Scream testing is an interesting concept, not so much applied to finding defects, but instead to clean up your processes.  In the engineering world, we have a habit of creating a lot of things, yet have a very difficult time retiring things, whether those things are projects, hardware, automated test cases, etc.  I guess to some degree engineers can be hoarders.  Now, you could just shut things down or delete things when you are done, but somehow that never happens and honestly, if someone else is using “it”, shutting it down would make work difficult for someone else.  And if you are responsible for broad items like servers in a data center, automated test case that test components of the OS, or a website full of information, the last thing you want to do is just turn those off.  If people are utilizing them and are expecting to see results from them, then turning them off will make more problems for you than leaving them on and continuing to maintain them.  And that is why most people keep things around for a very long time in corporations.  Who knows what you will break if you turn “it” off.  It’s much safer to just leave it on.  But this becomes costly and inefficient.  So what do you do to clean up the artifacts left running just because everyone is afraid to turn them off or delete them?

We incorporated a new method in my lab that I think is great.  We call it a scream test.  We have many servers in our lab and lots are questionable on if they are truly being used.  They moved owners, went through reorgs, been upgraded (or not), and eventually ended up in a state where we don’t believe they are being used, but we just aren’t sure.  So we put these servers into a scream test environment where they still have access to our corpnet, but users are now limited from doing just about anything on the machines except logging in.  If someone does log onto a machine to try something (like running tests, installing other software, etc.), a dialog pops up telling them that this machine is in a scream test and they need to contact my lab managers if they want access back for this server, otherwise it will be retired in so many days.  We usually put a set of servers in a scream test for 2-4 weeks.  Some people on the team will scream profusely and we are happy about that.  And they become happy about it too when they find out that we didn’t uninstall anything or lose any of their data, we just limited access and once they scream to the lab managers, we give all permissions back AND record them as the owner of the server (the piece of info we were missing that made the utilization of this server questionable).  Some would say, why not just monitor CPU/RAM usage and we could, but many times dev or test servers will sit for a while because we are not actively deploying new apps but only maintaining existing ones and those don’t need daily activities on our servers, yet they are still needed machines.

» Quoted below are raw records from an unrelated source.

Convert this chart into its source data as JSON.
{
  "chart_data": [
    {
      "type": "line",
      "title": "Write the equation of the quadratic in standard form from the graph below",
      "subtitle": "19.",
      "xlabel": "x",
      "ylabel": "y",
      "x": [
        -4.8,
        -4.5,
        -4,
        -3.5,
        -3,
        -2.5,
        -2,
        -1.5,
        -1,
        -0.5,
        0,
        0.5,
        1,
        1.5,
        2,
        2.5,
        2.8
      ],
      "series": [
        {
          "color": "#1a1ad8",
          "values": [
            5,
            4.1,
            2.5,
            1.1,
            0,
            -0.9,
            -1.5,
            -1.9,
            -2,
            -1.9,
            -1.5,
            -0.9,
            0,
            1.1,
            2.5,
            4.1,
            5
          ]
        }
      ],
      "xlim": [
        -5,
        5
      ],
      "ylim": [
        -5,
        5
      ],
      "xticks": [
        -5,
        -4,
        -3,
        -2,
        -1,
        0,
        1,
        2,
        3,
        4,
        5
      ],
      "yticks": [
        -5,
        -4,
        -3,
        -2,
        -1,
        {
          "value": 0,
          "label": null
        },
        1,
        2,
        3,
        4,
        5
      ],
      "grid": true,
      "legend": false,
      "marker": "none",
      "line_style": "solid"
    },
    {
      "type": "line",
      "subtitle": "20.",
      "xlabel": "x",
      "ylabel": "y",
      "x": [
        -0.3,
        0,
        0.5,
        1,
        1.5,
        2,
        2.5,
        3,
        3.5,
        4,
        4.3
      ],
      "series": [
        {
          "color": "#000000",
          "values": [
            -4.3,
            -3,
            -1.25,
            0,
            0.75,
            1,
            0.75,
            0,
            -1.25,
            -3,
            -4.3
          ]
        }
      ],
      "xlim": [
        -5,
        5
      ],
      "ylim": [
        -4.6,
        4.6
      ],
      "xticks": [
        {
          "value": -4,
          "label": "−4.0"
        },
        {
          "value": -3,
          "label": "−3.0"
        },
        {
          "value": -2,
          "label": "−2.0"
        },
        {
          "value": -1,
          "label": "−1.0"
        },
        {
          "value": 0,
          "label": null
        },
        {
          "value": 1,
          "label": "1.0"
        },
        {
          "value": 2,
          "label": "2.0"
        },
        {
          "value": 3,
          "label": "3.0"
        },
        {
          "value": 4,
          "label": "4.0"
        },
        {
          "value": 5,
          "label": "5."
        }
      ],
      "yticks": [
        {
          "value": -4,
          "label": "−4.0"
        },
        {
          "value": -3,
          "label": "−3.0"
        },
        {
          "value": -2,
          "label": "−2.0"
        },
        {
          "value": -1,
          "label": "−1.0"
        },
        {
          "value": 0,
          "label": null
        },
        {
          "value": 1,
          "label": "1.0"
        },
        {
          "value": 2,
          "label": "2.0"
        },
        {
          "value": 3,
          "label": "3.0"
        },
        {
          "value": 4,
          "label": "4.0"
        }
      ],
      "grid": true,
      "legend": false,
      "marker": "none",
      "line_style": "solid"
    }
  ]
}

You can apply this same Scream Test approach to anything you want to retire.  For example, I was recently speaking with someone running tests in Windows.  I remember back when I had to run automated tests in Windows and some teams like the Graphics team would generate over 1 million test results a day.  If just a small percentage of those would fail, testers would spend a ton of time investigating these failures.  But the reason there were so many automated tests is that they were developed over the course of many years (since the beginning of Windows NT) so how do you know if those tests are still worthwhile and needed.  How about applying the Scream Test method?  Turn some of them off, maybe for some runs early in the product cycle, and see if bugs are being missed and if testers are starting to scream.  Should you turn off the more recent automated tests or the more legacy ones?  Well, at first I’d say the legacy ones, but what indication are you going to use to trigger that scream.  If the trigger is bugs found, yet that test is so old nobody would truly runs through that scenario within the course of testing for a month or more while that automated test is disabled, then your scream test will never trigger a scream.  (Ok, maybe I should be working at Monsters, Inc.)  It may be ok that nobody screamed about your disabled tests, but you should expect some of your items that you put into a scream test to actually cause a scream.  Otherwise, you don’t really know if your scream test is working.

Can you apply this approach to other things?  Sure.  What about a tool or website that you think needs to be retired?  Redirect them to another tool or website and ask them the click a button if they aren’t able to do the same actions as they would expect with the old tool.  Every time someone clicks to give feedback that they aren’t happy, you count it as a scream.  How many screams do you need to turn the service back on?  Or the more interesting question, how long do you wait for any feedback or scream before determining that nobody is using the service and it can be turned off?